Here are some pointers you might find useful:
- Talk to someone you trust, at work or outside work. Speak to your union rep if you have one. Talking is not a sign of weakness, but the first step in regaining control over your working life.
- Think about where and when you experience the most stress. Is it at home or at work? Are you trying to meet impossible demands? Where do they come from? Listen to your feelings.

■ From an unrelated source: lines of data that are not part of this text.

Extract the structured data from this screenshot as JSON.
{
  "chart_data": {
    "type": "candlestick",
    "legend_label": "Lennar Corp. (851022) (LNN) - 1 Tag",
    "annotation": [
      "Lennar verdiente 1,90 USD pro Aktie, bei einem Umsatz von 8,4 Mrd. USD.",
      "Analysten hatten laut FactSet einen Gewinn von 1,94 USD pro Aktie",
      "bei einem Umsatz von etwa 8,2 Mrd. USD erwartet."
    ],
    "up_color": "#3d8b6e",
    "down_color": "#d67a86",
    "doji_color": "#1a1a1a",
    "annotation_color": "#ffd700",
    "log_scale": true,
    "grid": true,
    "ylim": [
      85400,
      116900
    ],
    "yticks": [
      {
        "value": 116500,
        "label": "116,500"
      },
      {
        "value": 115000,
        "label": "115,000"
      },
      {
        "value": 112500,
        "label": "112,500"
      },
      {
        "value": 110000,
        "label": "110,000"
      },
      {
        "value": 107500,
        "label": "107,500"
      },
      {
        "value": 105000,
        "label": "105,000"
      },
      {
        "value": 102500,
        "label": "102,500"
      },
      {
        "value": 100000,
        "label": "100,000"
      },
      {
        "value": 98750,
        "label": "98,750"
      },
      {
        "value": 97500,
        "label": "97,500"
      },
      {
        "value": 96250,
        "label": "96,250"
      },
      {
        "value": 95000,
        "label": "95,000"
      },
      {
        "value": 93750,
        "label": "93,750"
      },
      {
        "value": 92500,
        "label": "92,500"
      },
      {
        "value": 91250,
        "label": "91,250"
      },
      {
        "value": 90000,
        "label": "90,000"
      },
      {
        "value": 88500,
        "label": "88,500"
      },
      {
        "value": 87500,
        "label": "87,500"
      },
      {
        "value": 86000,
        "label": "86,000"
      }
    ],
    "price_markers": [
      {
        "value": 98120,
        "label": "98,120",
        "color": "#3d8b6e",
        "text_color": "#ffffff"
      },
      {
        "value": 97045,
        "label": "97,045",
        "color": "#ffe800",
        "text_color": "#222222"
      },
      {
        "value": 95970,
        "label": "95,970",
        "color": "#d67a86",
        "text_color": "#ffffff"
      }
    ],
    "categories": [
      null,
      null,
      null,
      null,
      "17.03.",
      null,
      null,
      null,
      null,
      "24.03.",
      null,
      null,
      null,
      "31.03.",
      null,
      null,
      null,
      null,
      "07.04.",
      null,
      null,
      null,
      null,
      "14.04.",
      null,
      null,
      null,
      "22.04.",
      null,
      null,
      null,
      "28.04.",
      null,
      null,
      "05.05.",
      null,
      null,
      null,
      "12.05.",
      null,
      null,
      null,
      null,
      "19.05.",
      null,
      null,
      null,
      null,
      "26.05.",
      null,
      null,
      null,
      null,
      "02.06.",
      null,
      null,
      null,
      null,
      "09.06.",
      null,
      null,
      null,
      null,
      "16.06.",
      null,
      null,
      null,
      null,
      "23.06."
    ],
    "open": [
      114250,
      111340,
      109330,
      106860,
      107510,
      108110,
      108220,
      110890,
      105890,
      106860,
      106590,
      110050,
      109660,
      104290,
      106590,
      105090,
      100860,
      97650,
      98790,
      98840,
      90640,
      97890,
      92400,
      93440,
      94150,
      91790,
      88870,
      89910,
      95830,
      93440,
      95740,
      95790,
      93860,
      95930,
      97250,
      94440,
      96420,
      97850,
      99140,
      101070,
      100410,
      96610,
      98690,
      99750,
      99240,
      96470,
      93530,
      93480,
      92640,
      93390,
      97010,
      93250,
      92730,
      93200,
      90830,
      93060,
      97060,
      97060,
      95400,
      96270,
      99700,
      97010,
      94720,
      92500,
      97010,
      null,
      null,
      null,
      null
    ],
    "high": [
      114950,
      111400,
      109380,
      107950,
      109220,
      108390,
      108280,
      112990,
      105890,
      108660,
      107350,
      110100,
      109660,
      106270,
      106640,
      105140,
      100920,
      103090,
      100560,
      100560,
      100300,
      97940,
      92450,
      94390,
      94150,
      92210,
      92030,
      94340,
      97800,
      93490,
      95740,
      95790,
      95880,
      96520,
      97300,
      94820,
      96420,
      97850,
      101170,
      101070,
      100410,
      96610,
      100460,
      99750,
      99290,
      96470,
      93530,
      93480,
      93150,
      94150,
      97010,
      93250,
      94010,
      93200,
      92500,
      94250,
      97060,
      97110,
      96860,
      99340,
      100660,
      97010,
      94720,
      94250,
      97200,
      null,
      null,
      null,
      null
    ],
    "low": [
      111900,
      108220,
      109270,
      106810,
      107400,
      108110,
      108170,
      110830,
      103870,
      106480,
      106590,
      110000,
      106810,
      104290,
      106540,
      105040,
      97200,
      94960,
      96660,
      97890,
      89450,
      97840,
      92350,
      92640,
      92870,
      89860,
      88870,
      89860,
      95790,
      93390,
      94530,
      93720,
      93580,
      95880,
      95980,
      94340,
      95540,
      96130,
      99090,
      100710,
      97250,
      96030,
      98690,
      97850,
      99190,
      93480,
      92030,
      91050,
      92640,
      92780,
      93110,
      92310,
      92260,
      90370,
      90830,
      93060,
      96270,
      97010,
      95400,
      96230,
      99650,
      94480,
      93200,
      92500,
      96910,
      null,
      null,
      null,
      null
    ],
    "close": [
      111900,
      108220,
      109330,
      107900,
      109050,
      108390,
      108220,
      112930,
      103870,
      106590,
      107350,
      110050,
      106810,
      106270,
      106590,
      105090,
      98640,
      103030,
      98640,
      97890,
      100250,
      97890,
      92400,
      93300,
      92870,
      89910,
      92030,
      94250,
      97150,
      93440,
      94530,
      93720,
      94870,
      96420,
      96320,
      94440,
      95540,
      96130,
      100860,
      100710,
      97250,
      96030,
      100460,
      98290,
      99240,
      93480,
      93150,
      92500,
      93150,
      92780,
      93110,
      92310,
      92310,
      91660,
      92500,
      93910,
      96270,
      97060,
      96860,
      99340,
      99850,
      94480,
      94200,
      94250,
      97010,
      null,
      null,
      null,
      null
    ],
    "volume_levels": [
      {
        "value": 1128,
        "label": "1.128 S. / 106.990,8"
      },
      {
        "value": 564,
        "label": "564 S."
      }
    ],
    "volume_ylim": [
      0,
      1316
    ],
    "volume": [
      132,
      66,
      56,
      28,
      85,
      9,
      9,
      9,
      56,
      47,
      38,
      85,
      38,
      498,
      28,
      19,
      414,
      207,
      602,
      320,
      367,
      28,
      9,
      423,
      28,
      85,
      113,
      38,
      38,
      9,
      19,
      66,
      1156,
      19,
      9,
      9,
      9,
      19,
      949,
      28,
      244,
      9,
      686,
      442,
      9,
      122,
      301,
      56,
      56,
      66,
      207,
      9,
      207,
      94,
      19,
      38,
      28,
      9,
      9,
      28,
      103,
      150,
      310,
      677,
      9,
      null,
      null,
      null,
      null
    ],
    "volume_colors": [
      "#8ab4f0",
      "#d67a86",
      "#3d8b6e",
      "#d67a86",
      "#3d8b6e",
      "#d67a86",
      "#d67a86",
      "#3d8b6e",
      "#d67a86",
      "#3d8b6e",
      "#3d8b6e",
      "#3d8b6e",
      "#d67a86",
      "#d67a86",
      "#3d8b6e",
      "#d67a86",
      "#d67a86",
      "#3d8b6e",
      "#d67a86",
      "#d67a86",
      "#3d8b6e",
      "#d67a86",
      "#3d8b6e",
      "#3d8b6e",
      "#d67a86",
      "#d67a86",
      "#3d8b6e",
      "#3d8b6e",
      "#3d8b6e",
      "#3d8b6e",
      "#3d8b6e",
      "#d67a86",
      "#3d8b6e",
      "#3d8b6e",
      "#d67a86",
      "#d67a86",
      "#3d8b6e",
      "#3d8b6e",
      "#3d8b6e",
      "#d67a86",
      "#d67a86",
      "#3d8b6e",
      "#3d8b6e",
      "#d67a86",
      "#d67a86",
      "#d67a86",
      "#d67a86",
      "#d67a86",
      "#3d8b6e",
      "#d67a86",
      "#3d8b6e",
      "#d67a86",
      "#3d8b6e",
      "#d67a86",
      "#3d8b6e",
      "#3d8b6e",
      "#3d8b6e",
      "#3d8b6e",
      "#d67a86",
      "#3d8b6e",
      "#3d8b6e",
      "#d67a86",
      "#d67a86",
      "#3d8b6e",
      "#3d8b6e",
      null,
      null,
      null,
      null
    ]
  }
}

- Look for warning signs. Each of us has our own stress response, or 'fingerprint'. It may be a headache, diarrhoea, losing sleep or loss of concentration. Watch out for increases in tension, irritability and moodiness. These changes may be more obvious to other people than to you.
- Visit your GP. Tell your GP about your work and your health symptoms. You may need time off work to decide what you are going to do.
- If your GP surgery is linked to a community Occupational Health project, contact one of their advisers (find out more in our section on Community Help).
- Use a helpline. Many employers, unions and voluntary agencies offer confidential advice on tackling stress.
- Look after yourself. Take regular exercise, eat healthily and take proper breaks, such as at least half an hour at lunchtime. Avoid excessive caffeine. Try a creative activity, such as learning a musical instrument, or a new sport.
- Avoid 'false friends', particularly increased drinking, smoking or drugs.